Star Wars: The Force Awakens - 12 Reasons It's Better Than The Prequels

2. An Exciting And Simple Story

A movie without a good story to tell isn't much of a movie at all. It goes without saying that a film needs a plot to propel the characters into new action and different situations. The plots of the Star Wars prequel trilogy are not very strong. They are bogged down with boring political dialogue, disputes about trade, discussions about prophecies, but overall, not much actually happens. The prequels managed to strike an incredible balance between having a story that was convoluted, yet nothing of significance actually happened. The Phantom Menace is about discovering Anakin on Tatooine and a blockade on Naboo, and Attack of the Clones is concerned with an assassination attempt on Senator Amidala and the secret creation of a clone army.
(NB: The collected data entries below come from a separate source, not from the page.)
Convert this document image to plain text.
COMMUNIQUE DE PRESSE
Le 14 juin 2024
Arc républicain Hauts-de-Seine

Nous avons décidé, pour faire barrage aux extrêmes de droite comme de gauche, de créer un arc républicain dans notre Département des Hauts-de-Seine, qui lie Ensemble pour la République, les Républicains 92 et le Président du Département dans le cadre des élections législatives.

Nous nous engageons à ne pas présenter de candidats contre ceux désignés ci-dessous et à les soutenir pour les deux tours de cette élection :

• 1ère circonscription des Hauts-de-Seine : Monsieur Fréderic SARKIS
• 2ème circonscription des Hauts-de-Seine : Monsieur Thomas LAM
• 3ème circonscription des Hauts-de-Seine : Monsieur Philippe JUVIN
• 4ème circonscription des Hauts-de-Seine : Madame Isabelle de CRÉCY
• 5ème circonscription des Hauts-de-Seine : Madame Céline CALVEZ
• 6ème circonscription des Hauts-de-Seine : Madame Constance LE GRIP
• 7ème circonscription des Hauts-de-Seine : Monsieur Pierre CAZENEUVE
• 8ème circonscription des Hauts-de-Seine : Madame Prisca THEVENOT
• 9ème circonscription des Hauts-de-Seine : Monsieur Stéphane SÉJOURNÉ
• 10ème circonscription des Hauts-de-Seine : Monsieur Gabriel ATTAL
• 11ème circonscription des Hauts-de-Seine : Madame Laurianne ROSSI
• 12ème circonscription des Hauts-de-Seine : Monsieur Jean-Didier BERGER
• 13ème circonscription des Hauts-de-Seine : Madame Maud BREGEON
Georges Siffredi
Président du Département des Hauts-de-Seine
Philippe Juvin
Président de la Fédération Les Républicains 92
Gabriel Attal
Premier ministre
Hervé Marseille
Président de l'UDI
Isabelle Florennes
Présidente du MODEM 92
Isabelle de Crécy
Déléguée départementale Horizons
Nothing really happens until Anakin's fall to the dark side and the destruction of the Republic and the Jedi in Revenge Of The Sith, and even that is incredibly rushed. Overall, the dialogue scenes have such poor writing, unrealistic dialogue, unclear character motivations, and lazy camera work that it's clear that the writing was incredibly rushed and Lucas just wanted to get those scenes out of the way to get back to the action. In The Force Awakens, events of significance actually occur. Sure, the story is pretty derivative of A New Hope, but the story is simple enough that it works. Just the opening title crawl was a relief, with one of the most concise and clear summaries: Luke is missing, the First Order are the bad guys, the Resistance are the good guys, Leia sent a pilot to find Luke. Everything else that follows is a direct result of earlier scenes, and the movie moves at a very fast pace. There's never a moment to breathe, and for an action movie, that's not a bad thing.